Aos 65 anos de idade e escalador há meio século, ele é a personificação do que a neurociência descreve como o perfil do explorador. Ilha acaba de lançar um livro chamado “Rumo ao desconhecido”, em que relata as expedições a 66 das montanhas brasileiras que foi o primeiro a subir, na companhia de diferentes parceiros.
Nada é mais equivocado do que o estereótipo de praticantes de esportes de aventura. Em vez de impulsividade, emotividade e busca cega pelo perigo, psicólogos têm encontrado pessoas que prezam a racionalidade, planejam e se preparam meticulosamente, diz o cientista comportamental Eric Brymer, da Universidade de Southern Cross, na Austrália. É óbvio que o risco existe e fatalidades, como as que acometeram Raineri e a Delvaux, acontecem.
Brymer é o principal autor do estudo “Extreme sports are good for your health: A phenomenological understanding of fear and anxiety in extreme sport” (“Esportes extremos são bons para a sua saúde: Uma compreensão fenomenológica do medo e ansiedade nos esportes extremos”), publicado no periódico Journal of Health Psychology.
Raineri, de 55 anos e três décadas de escalada, morreu quando o parapente em que estava se rasgou após ele escalar o K2 (8.611 metros, a segunda maior montanha da Terra), no Paquistão, e tentar descer voando. Ele foi o primeiro brasileiro a escalar três vezes o Everest (8.848 metros), a mais alta montanha do mundo, e o único a guiar expedições às sete montanhas mais elevadas do planeta.

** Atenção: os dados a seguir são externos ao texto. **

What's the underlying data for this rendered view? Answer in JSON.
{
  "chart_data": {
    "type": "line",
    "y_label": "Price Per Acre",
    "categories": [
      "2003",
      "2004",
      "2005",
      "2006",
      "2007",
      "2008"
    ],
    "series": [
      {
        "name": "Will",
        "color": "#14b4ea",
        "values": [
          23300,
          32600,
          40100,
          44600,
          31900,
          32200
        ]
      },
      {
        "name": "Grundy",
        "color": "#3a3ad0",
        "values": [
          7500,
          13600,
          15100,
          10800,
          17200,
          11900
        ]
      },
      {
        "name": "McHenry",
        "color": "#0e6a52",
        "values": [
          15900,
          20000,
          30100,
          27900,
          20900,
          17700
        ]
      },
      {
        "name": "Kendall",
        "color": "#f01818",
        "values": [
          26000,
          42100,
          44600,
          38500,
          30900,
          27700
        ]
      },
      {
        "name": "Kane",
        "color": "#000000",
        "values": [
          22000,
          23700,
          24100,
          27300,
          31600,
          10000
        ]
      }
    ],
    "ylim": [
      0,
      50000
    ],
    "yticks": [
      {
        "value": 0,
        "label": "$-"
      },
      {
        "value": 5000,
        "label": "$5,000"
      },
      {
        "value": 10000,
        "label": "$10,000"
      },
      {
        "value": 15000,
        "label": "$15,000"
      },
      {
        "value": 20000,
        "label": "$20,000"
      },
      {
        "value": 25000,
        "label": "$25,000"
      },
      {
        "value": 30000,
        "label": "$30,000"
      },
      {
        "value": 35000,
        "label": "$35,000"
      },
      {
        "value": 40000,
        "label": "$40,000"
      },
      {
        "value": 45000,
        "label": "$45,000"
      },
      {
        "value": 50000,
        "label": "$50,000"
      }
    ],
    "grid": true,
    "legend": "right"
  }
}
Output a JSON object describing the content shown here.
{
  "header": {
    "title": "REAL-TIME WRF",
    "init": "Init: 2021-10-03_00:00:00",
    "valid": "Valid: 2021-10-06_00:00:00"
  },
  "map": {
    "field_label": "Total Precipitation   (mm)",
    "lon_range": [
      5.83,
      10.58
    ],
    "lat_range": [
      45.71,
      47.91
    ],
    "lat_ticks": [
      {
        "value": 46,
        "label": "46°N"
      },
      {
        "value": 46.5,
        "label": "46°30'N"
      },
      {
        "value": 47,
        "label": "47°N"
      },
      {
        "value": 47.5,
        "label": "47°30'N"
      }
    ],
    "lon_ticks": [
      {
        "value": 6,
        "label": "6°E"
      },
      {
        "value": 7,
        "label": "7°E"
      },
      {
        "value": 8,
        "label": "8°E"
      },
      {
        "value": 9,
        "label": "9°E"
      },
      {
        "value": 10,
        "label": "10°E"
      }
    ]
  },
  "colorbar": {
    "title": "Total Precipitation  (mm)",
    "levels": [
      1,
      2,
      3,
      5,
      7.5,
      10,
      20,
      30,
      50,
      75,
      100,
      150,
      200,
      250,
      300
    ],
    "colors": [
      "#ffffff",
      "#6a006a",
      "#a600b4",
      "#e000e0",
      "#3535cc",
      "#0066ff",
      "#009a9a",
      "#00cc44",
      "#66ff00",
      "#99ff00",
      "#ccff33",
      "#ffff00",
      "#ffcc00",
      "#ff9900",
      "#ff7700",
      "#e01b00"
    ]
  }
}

Já Delvaux, também de 55 anos, escalava há 25 e já havia subido mais de cem montanhas nos Himalaias e nos Andes. Era formado em informática e história, mestre nessa última e um dos únicos guias brasileiros com título superior em montanhismo, o que lhe permitia guiar nos Andes. Ele faleceu no Nevado Coropuna (6.300 metros), no Peru, ao cair numa fenda oculta sob a neve.
“Incerteza e risco estão no cerne da aventura. O risco está presente o tempo todo e, por isso, a habilidade fundamental é a capacidade de julgamento, a tomada de decisão. O planejamento e o preparo logístico, técnico e físico também são essenciais. Mas, claro, o perigo existe e o assumimos”, destaca Ilha, administrador de empresas, que fez carreira como auditor fiscal e foi diretor de órgãos ambientais do estado do Rio de Janeiro.
Por trás do comportamento do tomador de riscos, seja um montanhista extremo ou um investidor do mercado financeiro, está o neurotransmissor dopamina, frisa Reis.
“Curiosidade intensa, busca pelo novo e tomada de risco estão associados à dopamina elevada e modulada por determinados receptores. É uma química complexa que a ciência procura entender”, explica o neurocientista.
A dopamina é um dos mais importantes neurotransmissores cerebrais. Está ligada ao controle dos movimentos; à regulação do prazer e da recompensa; ao humor e a funções cognitivas fundamentais, como memória, aprendizado e resolução de problemas. Ela é fundamental para a tomada de decisão, que ocorre no lugar mais nobre do cérebro, o córtex pré-frontal.
Estudos têm revelado que gente que vive no limite, como exploradores, investidores e praticantes de esportes radicais, possui altas doses de dopamina. Em contrapartida, baixos níveis de desse neurotransmissor estão associados à apatia e à aversão ao risco. E doses desequilibradas são relacionadas a abusos de drogas e álcool.
Para a maioria das pessoas, a dobradinha risco e recompensa funciona como mecanismo de busca por prazer e satisfação, ainda que em pequenas doses. Reis sugere que o sucesso dos bets, das plataformas de apostas, tem a ver com essa busca por recompensa. São pequenas doses de satisfação. As informações são do jornal O Globo.